I wanted more flavour pieces in the core rules. The RPG industry has a horrible phrase “crunch or fluff”. I think it was used first by gamers who cared only for level stats, critical hit tables and such like – as that’s the crunch. Text used to paint the picture, to describe the mood and feel of the game or backgrounds on characters and location was labelled fluff. I find the term derisory. Wreck Age helps prove my point. If early on in the book; even if just in sidebar shoutouts, we had had some brutal encounters between survivors then Anton Zaleski, author, would have had a canvas to paint the world he and Matt Sears have created.
Then there is the actual artwork of Konstantinos Skenterdis who illustrated the cover, my favourite in the whole book, and the internal pieces. It’s from Konstantinos that I draw most of my mental pictures of what a Wreck Age game would be like. I see an almost empty world. A landscape filled with rubble and the wreckage of a failed past. I see very few people.
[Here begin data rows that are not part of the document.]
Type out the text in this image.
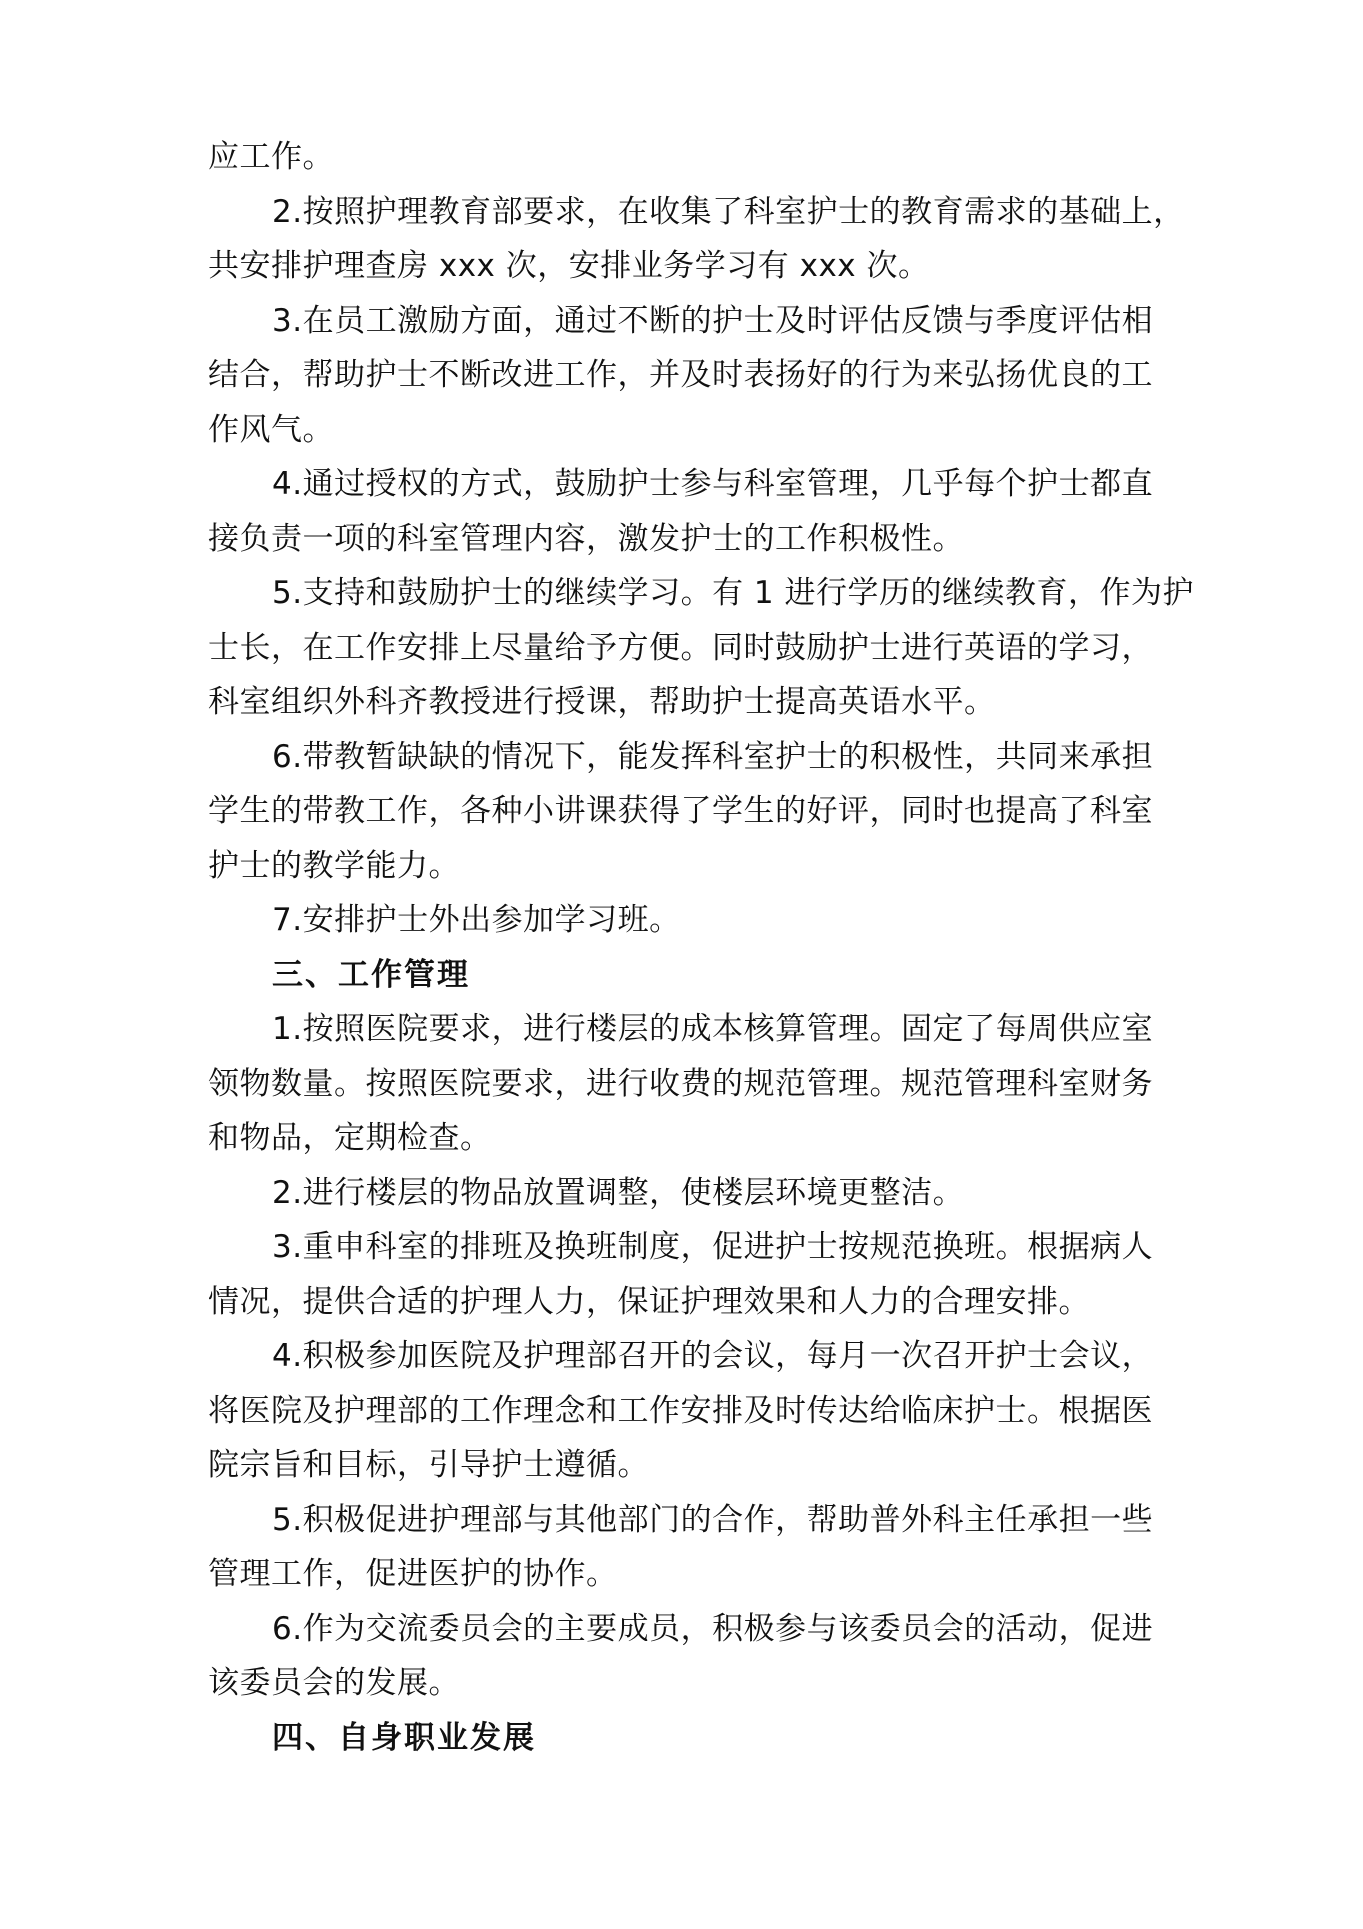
应工作。
2.按照护理教育部要求，在收集了科室护士的教育需求的基础上，
共安排护理查房 xxx 次，安排业务学习有 xxx 次。
3.在员工激励方面，通过不断的护士及时评估反馈与季度评估相
结合，帮助护士不断改进工作，并及时表扬好的行为来弘扬优良的工
作风气。
4.通过授权的方式，鼓励护士参与科室管理，几乎每个护士都直
接负责一项的科室管理内容，激发护士的工作积极性。
5.支持和鼓励护士的继续学习。有 1 进行学历的继续教育，作为护
士长，在工作安排上尽量给予方便。同时鼓励护士进行英语的学习，
科室组织外科齐教授进行授课，帮助护士提高英语水平。
6.带教暂缺缺的情况下，能发挥科室护士的积极性，共同来承担
学生的带教工作，各种小讲课获得了学生的好评，同时也提高了科室
护士的教学能力。
7.安排护士外出参加学习班。
三、工作管理
1.按照医院要求，进行楼层的成本核算管理。固定了每周供应室
领物数量。按照医院要求，进行收费的规范管理。规范管理科室财务
和物品，定期检查。
2.进行楼层的物品放置调整，使楼层环境更整洁。
3.重申科室的排班及换班制度，促进护士按规范换班。根据病人
情况，提供合适的护理人力，保证护理效果和人力的合理安排。
4.积极参加医院及护理部召开的会议，每月一次召开护士会议，
将医院及护理部的工作理念和工作安排及时传达给临床护士。根据医
院宗旨和目标，引导护士遵循。
5.积极促进护理部与其他部门的合作，帮助普外科主任承担一些
管理工作，促进医护的协作。
6.作为交流委员会的主要成员，积极参与该委员会的活动，促进
该委员会的发展。
四、自身职业发展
Wreck Age is a game I’d sign up to play if offered at a convention. Wreck Age is a game I’d suggest if the local GM said he wanted to do something different for the next month or so. I want to test and sample Wreck Age a little more. Right now Wreck Age isn’t a game I want to dump my incumbent settings for. This is a challenge that all new roleplaying games face. Wreck Age is new; just added to DriveThru RPG’s catalogue this year (and there’s a softcover available too).
This will be a game I watch. I want to see how it develops. I want a better idea of what it tastes like. It might almost be worth Hyacinth Games’ time to run a Pinterest account and share inspiration imagery. I sense this is a good game. I just need a bit of a push or perhaps a bit more confidence in my own judgement to give roleplaying in the second-age of man, in the Resurgence, a try.
My copy of Wreck Age was provided for review but has been updated since. This is not a play test review.